Materials and methods

Study population

In Calgary, the Calgary Zone, Alberta Health Services (formerly known as the Calgary Health Region) provides all publicly funded healthcare services to the 1.2 million people residing in the cities of Calgary and Airdrie and the numerous adjacent communities covering an area of 37 000 km2. Acute care is provided principally through one paediatric and three large adult hospitals. A centralized laboratory (Calgary Laboratory Services) performs the routine clinical microbiology services for general practitioners, medical specialists, community clinics and hospitals within the Calgary Zone. After a case of ESBL-producing K. pneumoniae was identified in the Calgary Region, infection control procedures were undertaken, consisting of rectal screening for possible colonized patients in the same ward/unit and the contact isolation of infected or colonized patients.
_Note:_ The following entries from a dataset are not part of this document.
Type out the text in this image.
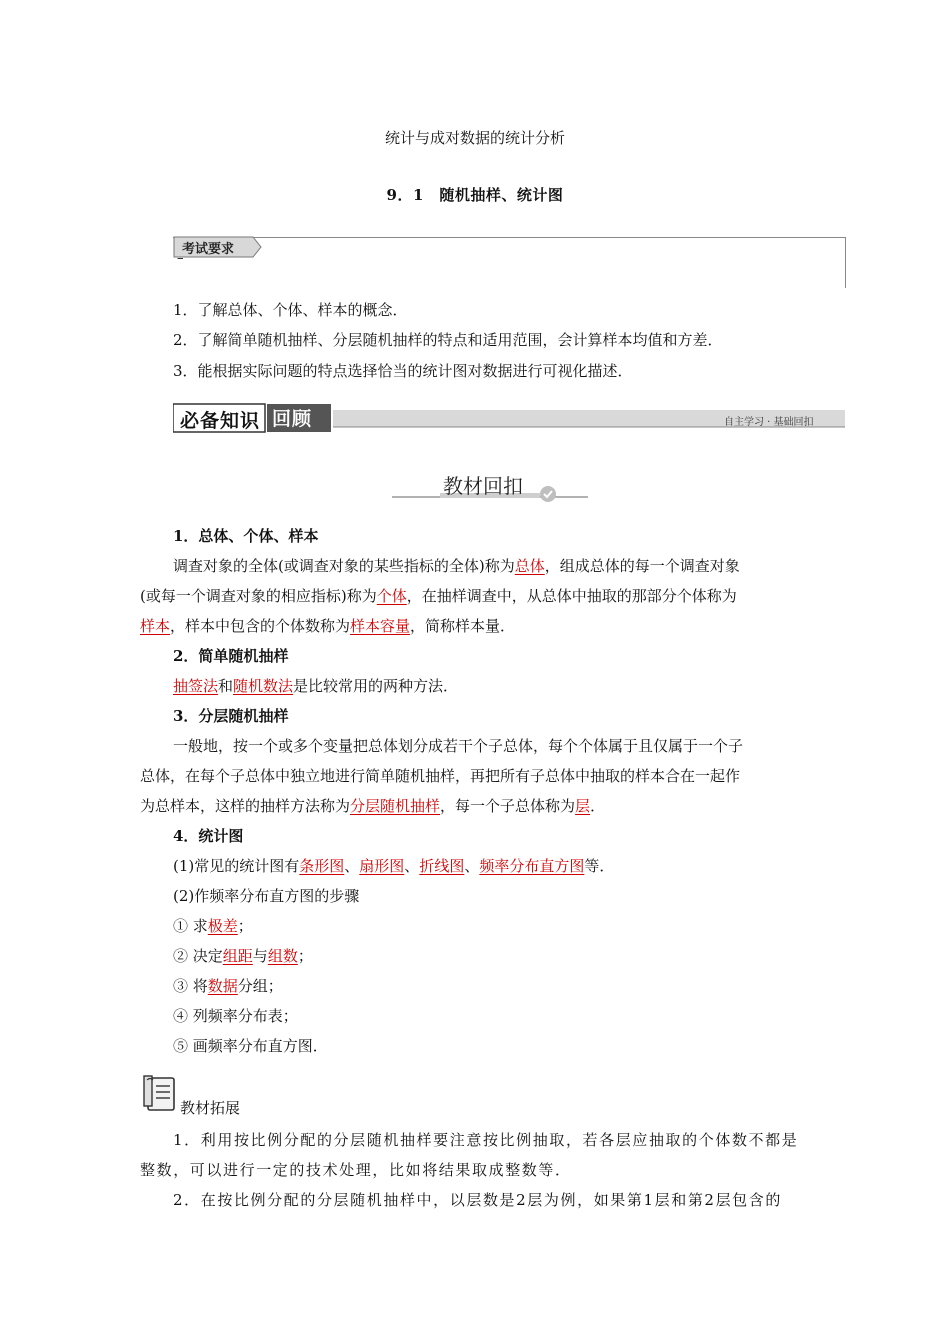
统计与成对数据的统计分析
9．1　随机抽样、统计图
考试要求
1．了解总体、个体、样本的概念．
2．了解简单随机抽样、分层随机抽样的特点和适用范围，会计算样本均值和方差．
3．能根据实际问题的特点选择恰当的统计图对数据进行可视化描述．
必备知识 回顾	自主学习 · 基础回扣
教材回扣
1．总体、个体、样本
调查对象的全体(或调查对象的某些指标的全体)称为总体，组成总体的每一个调查对象
(或每一个调查对象的相应指标)称为个体，在抽样调查中，从总体中抽取的那部分个体称为
样本，样本中包含的个体数称为样本容量，简称样本量．
2．简单随机抽样
抽签法和随机数法是比较常用的两种方法．
3．分层随机抽样
一般地，按一个或多个变量把总体划分成若干个子总体，每个个体属于且仅属于一个子
总体，在每个子总体中独立地进行简单随机抽样，再把所有子总体中抽取的样本合在一起作
为总样本，这样的抽样方法称为分层随机抽样，每一个子总体称为层．
4．统计图
(1)常见的统计图有条形图、扇形图、折线图、频率分布直方图等．
(2)作频率分布直方图的步骤
① 求极差；
② 决定组距与组数；
③ 将数据分组；
④ 列频率分布表；
⑤ 画频率分布直方图．
教材拓展
1．利用按比例分配的分层随机抽样要注意按比例抽取，若各层应抽取的个体数不都是
整数，可以进行一定的技术处理，比如将结果取成整数等．
2．在按比例分配的分层随机抽样中，以层数是2层为例，如果第1层和第2层包含的
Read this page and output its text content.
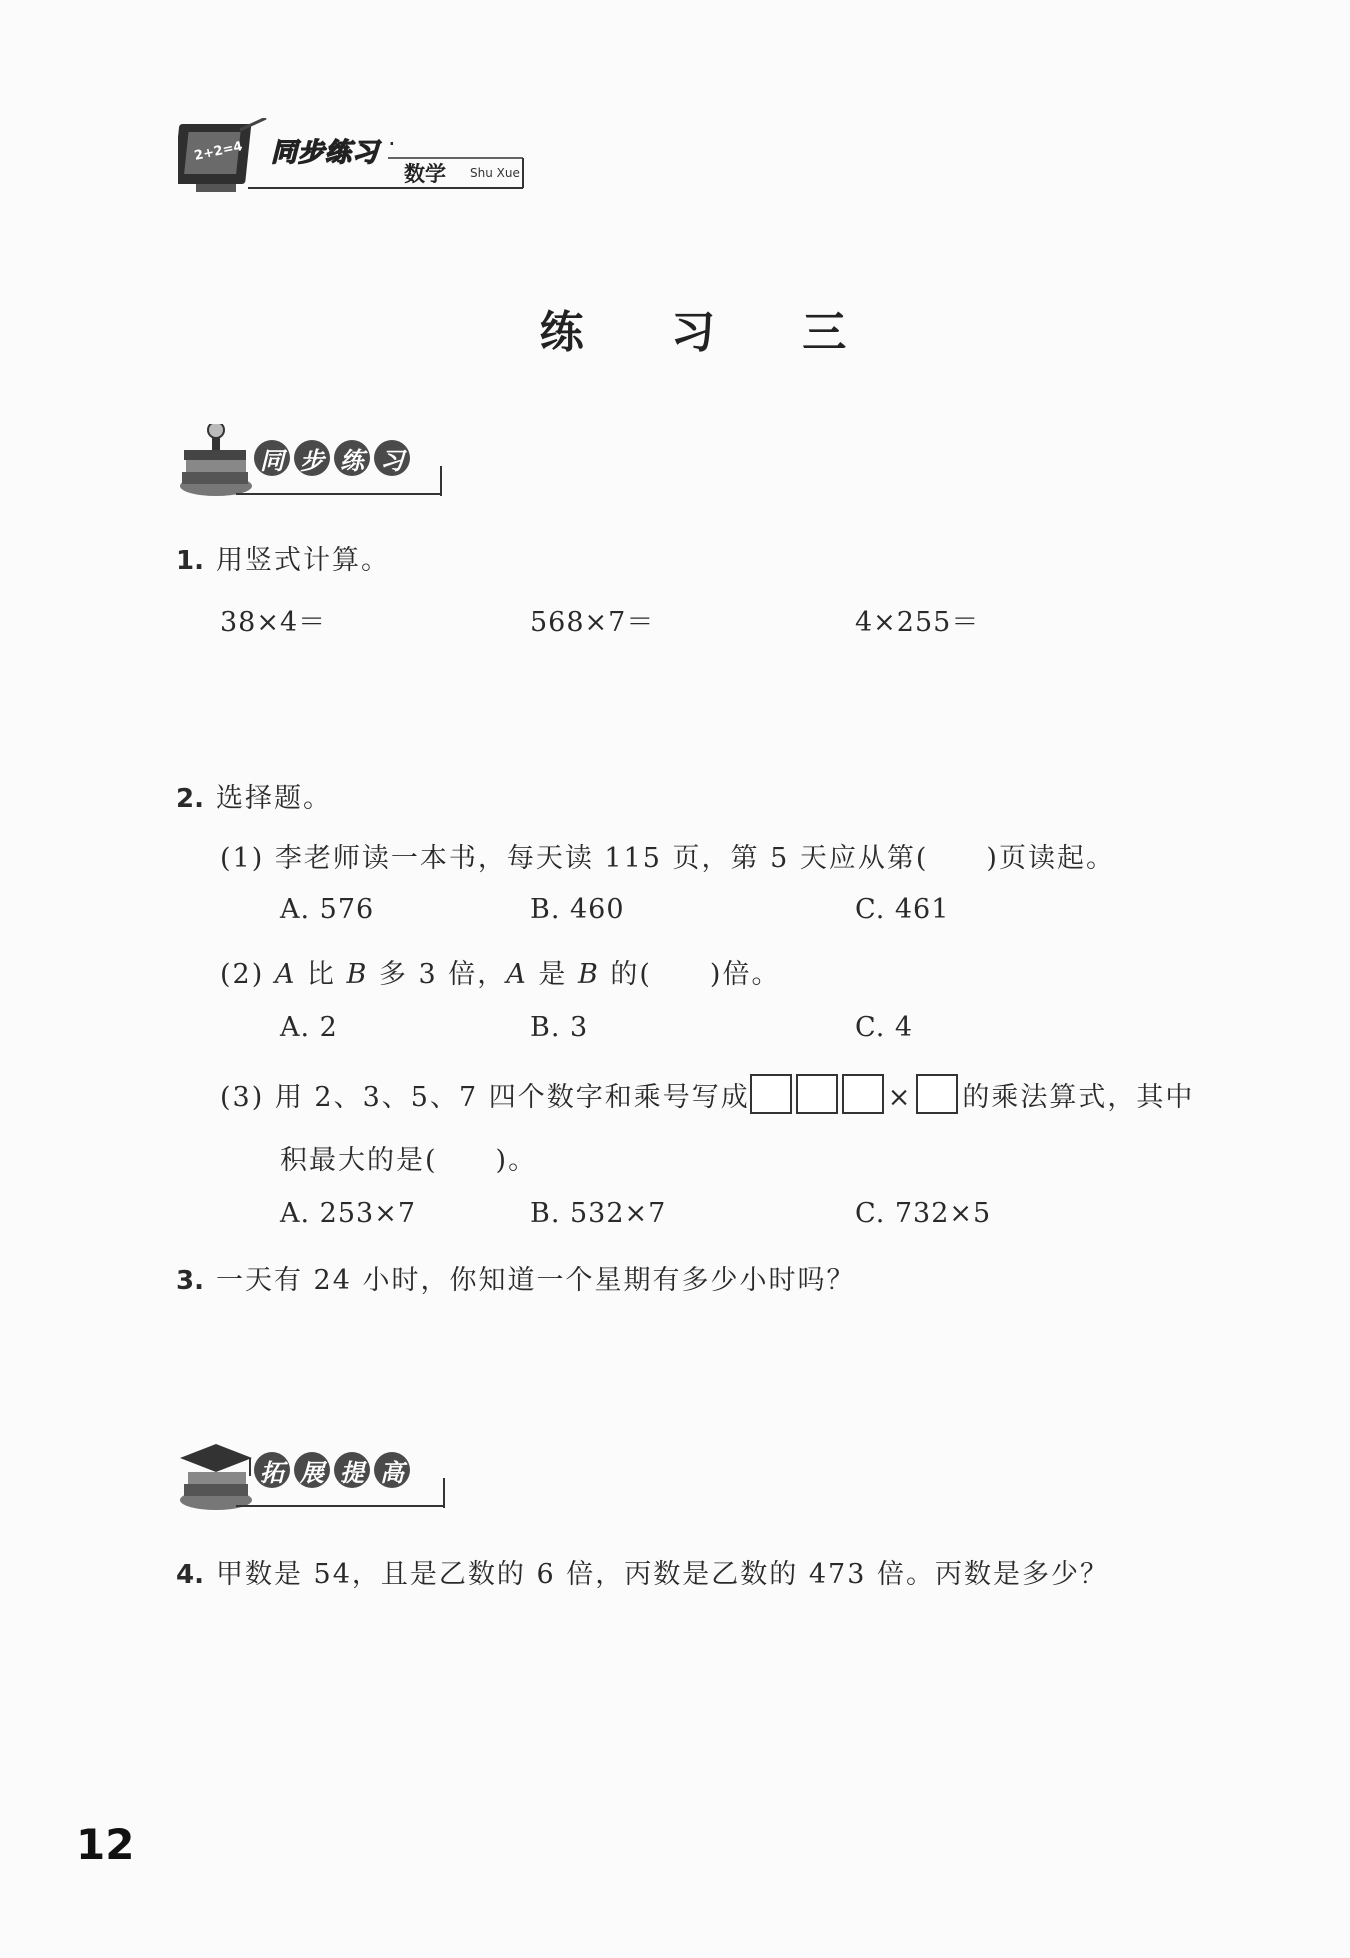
2+2=4 同步练习 ·
数学 Shu Xue
练 习 三
同 步 练 习
1. 用竖式计算。
38×4＝	568×7＝	4×255＝
2. 选择题。
(1) 李老师读一本书，每天读 115 页，第 5 天应从第(　　)页读起。
A. 576	B. 460	C. 461
(2) A 比 B 多 3 倍，A 是 B 的(　　)倍。
A. 2	B. 3	C. 4
(3) 用 2、3、5、7 四个数字和乘号写成	× 的乘法算式，其中
积最大的是(　　)。
A. 253×7	B. 532×7	C. 732×5
3. 一天有 24 小时，你知道一个星期有多少小时吗？
拓 展 提 高
4. 甲数是 54，且是乙数的 6 倍，丙数是乙数的 473 倍。丙数是多少？
12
Bacterial isolates and patients

All ESBL-producing K. pneumoniae recovered from clinical specimens between 1 January 2000 and 31 December 2009 were studied. Only non-repeat isolates from true incident cases with infections were included in this study. Hospital-acquired cases were classified as patients that developed infections >48 h after admission to a healthcare centre. Community-onset cases were classified as those patients that had cultures drawn at community-based collection sites, nursing homes or within the first 2 days of admission to an acute care facility. The patients were further classified as having either community-acquired or healthcare-associated community-onset infections.9 Healthcare-associated community-onset cases were those that occurred among nursing home residents, haemodialysis patients or those individuals who were either admitted to a hospital for ≥2 days in the preceding 90 days or received care through a hospital-based clinic in the preceding 30 days.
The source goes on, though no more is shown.